By implementing Stop the Line, Wascana Rehabilitation Centre makes safety a priority


In a morning huddle, the staff on Wascana Rehabilitation Centre’s Unit 2-5 discuss the importance of safety in their daily work, and how the concept of Stop the Line offers them the autonomy to make the right decision when it matters.

“When we share the current problems facing the team, we can get everyone’s input and identify solutions to issues that could pose a safety concern to us or our residents,” says an employee on the unit. “When we Stop the Line, it’s immediate.”

Located in the Regina Qu’Appelle Health Region, WRC’s Unit 2-5 has 68 staff, 39 residents and one respite bed. The unit was approached by the Region in January 2015 to pilot Stop the Line and got to work in May.

At that time, there was not a lot of understanding of what we were trying to do. With time came more understanding about what Stop the Line actually is – staff identifying, fixing or escalating safety issues – our staff felt more empowered and consequently became more engaged in the process.” – Shelley Serle, Unit 2-5 Manager, Extended Care/Veteran’s Program

The unit’s culture experienced gradual change as staff felt that their safety concerns were being heard and addressed – and Safety Alert/Stop the Line huddles allowed for discussion.

The change in culture is resulting in less harm to patients and staff as the team’s focus shifts from mitigation to early detection/prevention – and the improvements are measurable. Unit 2-5 tracks several safety indicators including the number of safety incidents reported (potential and actual), the number of falls and medication incidents, and the number of serious incidents (levels 3 and 4).

All of these measures have been improving since Stop the Line was introduced at Unit 2-5. For example, the number of staff incidents resulting in lost time has steadily decreased, from seven in 2014-2015, to three in 2015-2016 to one during the first six months of 2016-2017. The unit also went two months with no medication errors. Staff are increasingly recognizing potential hazards and fixing them before they can cause harm.

“Stop the Line supports problem solving as a team. Leaders and managers support the discussion, but solutions come from the staff including our continuing care assistants,” says Shelley. “Employees like that they aren’t being told what to do, instead they are working together to find the solution that works for the team, in the moment.”

Stop the Line represents an evolution of safety practices that already occur in many areas. It builds on – and elevates – these practices and offers clear expectations for the times patients, families and staff encounter a potentially unsafe situation,” – Kate Fast, provincial Safety Alert/Stop the Line Initiative Lead

What does Shelley Serle suggest for managers just starting to implement Stop the Line?
•    Start with one or two huddles a day, where you’re asking staff to identify any potential safety issues.

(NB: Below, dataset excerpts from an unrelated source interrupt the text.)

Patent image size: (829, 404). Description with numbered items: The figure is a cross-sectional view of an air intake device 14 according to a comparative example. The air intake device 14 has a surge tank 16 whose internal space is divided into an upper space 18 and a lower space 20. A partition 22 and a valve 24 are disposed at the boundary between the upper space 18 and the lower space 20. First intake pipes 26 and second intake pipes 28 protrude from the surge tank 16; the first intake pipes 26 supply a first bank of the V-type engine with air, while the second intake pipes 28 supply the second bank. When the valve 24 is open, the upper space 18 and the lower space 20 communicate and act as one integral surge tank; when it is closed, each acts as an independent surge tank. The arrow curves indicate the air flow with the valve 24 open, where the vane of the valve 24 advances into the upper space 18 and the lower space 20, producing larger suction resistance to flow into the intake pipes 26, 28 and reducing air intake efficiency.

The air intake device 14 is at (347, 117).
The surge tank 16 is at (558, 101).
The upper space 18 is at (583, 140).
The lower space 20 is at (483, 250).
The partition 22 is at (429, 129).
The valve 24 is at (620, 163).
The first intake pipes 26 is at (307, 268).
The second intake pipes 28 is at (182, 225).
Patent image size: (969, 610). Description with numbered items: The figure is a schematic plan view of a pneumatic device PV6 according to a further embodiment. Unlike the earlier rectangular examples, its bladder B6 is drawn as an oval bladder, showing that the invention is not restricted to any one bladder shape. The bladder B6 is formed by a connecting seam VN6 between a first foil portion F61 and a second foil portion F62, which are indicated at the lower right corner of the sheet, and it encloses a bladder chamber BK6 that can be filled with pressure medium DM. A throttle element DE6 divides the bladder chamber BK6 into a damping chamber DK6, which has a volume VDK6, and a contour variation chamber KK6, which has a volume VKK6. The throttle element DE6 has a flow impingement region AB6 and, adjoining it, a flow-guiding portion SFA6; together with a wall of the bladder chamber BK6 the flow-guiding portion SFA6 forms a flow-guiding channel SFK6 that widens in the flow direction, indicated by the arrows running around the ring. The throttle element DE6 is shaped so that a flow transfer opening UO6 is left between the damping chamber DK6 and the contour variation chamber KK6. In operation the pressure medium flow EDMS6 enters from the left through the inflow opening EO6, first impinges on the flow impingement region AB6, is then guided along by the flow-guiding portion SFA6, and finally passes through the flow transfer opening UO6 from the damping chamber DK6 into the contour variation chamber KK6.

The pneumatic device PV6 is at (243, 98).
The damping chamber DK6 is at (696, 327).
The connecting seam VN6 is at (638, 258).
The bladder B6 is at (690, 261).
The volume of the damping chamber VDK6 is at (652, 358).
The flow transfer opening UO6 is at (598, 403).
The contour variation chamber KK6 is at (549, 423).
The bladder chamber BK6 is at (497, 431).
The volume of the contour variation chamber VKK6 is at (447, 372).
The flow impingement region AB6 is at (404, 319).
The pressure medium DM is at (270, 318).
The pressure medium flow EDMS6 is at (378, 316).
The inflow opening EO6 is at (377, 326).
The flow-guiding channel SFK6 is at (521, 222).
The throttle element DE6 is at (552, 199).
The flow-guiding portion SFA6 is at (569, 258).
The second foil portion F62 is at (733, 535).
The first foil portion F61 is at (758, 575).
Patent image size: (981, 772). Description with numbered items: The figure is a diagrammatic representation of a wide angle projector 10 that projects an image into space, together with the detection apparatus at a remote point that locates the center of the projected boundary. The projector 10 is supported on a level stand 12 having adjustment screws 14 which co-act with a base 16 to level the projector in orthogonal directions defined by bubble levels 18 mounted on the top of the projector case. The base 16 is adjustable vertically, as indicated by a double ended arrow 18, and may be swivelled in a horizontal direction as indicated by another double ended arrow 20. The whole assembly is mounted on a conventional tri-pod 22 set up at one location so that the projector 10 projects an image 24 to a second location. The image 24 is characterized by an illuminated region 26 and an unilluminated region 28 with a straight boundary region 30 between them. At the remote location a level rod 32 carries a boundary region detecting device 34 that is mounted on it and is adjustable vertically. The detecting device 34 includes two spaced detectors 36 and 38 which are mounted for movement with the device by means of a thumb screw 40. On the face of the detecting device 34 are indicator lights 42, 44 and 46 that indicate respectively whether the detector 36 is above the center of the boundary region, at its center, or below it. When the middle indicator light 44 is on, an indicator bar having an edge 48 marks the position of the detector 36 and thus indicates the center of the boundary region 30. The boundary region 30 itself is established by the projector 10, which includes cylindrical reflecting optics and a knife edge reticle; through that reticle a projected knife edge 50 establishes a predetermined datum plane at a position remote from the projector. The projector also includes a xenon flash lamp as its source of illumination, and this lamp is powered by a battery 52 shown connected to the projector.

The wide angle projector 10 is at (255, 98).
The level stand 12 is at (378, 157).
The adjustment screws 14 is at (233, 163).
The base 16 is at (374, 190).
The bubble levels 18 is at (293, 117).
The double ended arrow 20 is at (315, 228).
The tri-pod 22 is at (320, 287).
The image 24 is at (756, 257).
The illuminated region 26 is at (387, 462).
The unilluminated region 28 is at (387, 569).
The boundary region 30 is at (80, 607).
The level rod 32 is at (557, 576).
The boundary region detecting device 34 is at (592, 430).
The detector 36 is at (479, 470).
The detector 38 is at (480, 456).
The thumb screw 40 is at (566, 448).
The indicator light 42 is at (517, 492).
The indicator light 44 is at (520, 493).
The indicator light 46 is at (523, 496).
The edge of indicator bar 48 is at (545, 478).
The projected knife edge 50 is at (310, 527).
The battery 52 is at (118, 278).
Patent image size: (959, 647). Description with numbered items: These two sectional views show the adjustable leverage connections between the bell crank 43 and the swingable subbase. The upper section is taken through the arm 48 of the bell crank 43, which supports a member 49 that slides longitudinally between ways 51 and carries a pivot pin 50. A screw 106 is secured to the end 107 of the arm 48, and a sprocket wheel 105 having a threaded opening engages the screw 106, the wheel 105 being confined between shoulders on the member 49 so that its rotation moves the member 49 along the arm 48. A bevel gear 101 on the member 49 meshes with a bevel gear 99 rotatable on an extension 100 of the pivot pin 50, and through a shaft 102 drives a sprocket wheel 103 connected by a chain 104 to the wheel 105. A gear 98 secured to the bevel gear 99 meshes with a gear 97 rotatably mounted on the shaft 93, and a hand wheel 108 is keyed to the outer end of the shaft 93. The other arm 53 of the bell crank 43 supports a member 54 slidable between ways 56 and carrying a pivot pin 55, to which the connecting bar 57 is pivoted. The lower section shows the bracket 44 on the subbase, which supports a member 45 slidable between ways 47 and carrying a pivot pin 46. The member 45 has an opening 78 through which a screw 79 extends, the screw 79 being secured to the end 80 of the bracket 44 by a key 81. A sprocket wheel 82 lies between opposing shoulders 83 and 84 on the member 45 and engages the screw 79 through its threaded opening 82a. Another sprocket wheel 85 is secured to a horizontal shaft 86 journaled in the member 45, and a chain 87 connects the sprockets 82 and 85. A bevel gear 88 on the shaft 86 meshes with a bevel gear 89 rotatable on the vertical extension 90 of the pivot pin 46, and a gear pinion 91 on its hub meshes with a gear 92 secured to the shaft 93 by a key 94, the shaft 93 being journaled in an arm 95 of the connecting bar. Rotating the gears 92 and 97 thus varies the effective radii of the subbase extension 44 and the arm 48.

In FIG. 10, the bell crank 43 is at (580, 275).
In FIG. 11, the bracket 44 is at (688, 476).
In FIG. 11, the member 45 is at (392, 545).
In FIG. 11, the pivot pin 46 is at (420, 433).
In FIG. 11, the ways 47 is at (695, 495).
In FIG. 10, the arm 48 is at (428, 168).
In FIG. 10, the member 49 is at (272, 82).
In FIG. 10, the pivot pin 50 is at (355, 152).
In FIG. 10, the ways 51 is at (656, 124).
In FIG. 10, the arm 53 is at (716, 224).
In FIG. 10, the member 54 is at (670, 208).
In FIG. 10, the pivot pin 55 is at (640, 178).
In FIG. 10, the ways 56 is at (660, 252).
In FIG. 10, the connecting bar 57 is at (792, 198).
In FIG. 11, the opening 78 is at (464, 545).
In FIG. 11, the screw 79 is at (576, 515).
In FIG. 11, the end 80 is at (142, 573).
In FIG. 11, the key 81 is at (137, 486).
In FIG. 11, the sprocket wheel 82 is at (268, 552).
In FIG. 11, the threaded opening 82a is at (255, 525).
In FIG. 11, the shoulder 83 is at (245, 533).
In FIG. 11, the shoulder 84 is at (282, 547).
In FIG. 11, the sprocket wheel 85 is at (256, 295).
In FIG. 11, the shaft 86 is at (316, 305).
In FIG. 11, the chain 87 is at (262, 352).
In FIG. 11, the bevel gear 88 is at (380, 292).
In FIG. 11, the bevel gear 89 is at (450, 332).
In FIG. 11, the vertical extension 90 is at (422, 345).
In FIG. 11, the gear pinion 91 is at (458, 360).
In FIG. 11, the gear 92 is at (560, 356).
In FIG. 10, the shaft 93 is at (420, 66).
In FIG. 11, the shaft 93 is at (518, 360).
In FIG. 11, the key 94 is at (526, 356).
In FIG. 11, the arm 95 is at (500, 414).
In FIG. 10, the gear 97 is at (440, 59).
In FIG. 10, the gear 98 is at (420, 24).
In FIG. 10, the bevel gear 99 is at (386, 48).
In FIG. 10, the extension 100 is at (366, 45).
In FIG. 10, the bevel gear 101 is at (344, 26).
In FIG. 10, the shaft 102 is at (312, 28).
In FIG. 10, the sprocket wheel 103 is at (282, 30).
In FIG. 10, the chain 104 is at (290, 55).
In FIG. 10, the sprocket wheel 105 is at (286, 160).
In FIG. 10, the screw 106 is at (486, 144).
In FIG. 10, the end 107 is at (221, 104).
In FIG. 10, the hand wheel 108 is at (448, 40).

During the first eight weeks there will be lots of discussion and time spent out on the unit; it’s a great juncture to reinforce with staff that if a safety concern is raised, it will be addressed.
•    Think of Stop the Line as part of daily visual management. It is often nothing that managers don’t already do, but it is formalized. Staff are empowered by the explicit process for escalating concerns.
•    Track and document identified safety issues: Was it reported? Was it a priority? Was it rectified? A safety book or a visibility wall with metrics is a great way to document discussion.
•    At the beginning there will be many issues identified. This can feel overwhelming but, with experience, staff learn to fix safety issues themselves in the moment.
•    To keep implementation going takes a lot of energy and leadership. But stay the course. It’s worth it!

Regina Qu’Appelle Health Region continues to work toward an environment with zero harm to patients, clients, residents, practitioners and staff. To achieve this, every employee in the Region is being asked to Stop the Line when they need to.

Photo: Shelley Serle and her team at their morning huddle, talking about how important safety is to them and how to Stop the Line when necessary.